Dalam Kenyataan di Masyarakat Tawuran antar pelajar sudah menjadi tradisi dari dulu bagi sekolah-sekolah tertentu bahkan tidak jarang anggota kelompok yang lainnya memancing tawuran dengan alasan membalaskan dendam anggota kelompoknya. Apabila hal tersebut dikaji kedalam segi kultural, konflik antar pelajar remaja ini telah menjadi suatu adat dari remaja itu sendiri. Hal ini menciptakan suatu nilai dalam remaja bahwa yang tidak ikut dalam tawuran adalah remaja yang pengecut. Atas dasar inilah, para remaja menjadi bersikap militan terhadap kelompoknya sekalipun mereka tidak mengetahui sebab konflik itu terjadi biasanya factor senior juga berpengaruh ketika Tawuran pelajar ini terjadi.
Upaya yang dapat dilakukan adalah pihak sekolah selaku institusi pendidikan harus mampu menciptakan suasana yang nyaman bagi siswa.
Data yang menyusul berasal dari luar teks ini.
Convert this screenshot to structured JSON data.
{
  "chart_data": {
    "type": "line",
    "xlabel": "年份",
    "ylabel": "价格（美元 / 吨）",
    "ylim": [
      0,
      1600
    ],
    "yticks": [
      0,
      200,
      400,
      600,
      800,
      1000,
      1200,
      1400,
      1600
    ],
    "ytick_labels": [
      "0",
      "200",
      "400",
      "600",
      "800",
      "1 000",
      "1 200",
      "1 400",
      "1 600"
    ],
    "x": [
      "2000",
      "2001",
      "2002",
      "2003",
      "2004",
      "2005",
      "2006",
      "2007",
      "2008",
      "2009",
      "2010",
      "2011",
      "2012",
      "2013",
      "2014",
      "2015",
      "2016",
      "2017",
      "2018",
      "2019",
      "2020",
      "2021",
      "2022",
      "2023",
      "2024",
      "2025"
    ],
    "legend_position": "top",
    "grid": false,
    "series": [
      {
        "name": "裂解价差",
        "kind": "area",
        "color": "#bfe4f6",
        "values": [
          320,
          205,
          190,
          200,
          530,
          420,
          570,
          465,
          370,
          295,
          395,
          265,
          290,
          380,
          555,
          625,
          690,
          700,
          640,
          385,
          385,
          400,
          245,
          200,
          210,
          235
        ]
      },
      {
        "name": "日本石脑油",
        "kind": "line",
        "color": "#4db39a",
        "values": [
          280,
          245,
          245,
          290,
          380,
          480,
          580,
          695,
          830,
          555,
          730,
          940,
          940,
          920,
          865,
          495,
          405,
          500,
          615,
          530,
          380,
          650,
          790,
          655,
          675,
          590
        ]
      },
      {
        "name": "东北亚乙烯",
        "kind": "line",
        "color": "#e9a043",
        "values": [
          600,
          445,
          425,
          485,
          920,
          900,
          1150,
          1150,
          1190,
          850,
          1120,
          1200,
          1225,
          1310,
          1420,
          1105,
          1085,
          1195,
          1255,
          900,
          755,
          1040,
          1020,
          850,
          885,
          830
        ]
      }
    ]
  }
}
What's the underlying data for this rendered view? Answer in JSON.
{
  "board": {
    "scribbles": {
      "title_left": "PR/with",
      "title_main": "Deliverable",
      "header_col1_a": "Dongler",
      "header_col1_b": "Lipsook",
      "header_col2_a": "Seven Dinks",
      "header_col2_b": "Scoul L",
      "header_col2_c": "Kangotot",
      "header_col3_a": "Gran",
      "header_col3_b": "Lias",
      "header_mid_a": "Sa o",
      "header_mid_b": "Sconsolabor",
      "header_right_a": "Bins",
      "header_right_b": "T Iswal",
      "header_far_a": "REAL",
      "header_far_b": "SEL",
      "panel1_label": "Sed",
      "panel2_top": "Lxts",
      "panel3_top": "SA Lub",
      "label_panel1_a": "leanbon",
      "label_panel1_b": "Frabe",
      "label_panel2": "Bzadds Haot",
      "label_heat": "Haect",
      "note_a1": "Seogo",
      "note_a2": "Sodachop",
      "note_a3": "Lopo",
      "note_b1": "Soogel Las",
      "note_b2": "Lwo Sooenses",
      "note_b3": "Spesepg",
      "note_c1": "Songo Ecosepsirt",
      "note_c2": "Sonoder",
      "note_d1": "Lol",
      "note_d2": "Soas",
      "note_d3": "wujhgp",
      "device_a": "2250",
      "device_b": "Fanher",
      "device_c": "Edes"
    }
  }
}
Pihak sekolah juga harus berperan serta aktif untuk mengawasi kegiatan kegiatan yang melibatkan nama sekolah dan siswa didalamnya. Bagaimana mungkin kita bisa menghapuskan kekerasan di sekolah jika pada awal masa orientasi masuk sekolah saja siswa baru sudah di pertontonkan dan merasakan adanya kekerasan fisik dan mental dari kakak-kakak kelasnya.. selain itu pihak sekolah juga harus mampu membuat kegiatan yang dapat mengisi waktu luang para siswanya. Dunia pendidikan tidak hanya mengajar kepada pemenuhan aspek-aspek kognitif pelajar, namun juga perlu diimbangi dengan materi-materi yang berisi penyadaran moral, menyisipkan beberapa muatan pendidikan agama agar siswa mampu menjaga hubungan dengan antar manusia.
Selain itu Masyarakat sering kali memberikan label buruk terhadap mereka yang melakukan tawuran yang seolah-olah mereka brandalan yang tidak dapat berprestasi. Masyarakat harus mengubah pemberian cap tersebut sehingga mereka pasca tawuran tidak merasa terkucilkan atau tersisih. Apabila mereka merasa terkucilkan dengan pemberian label tersebut pasti mereka akan mengulangi perbatan tersebut (Tawuran Antar Pelajar).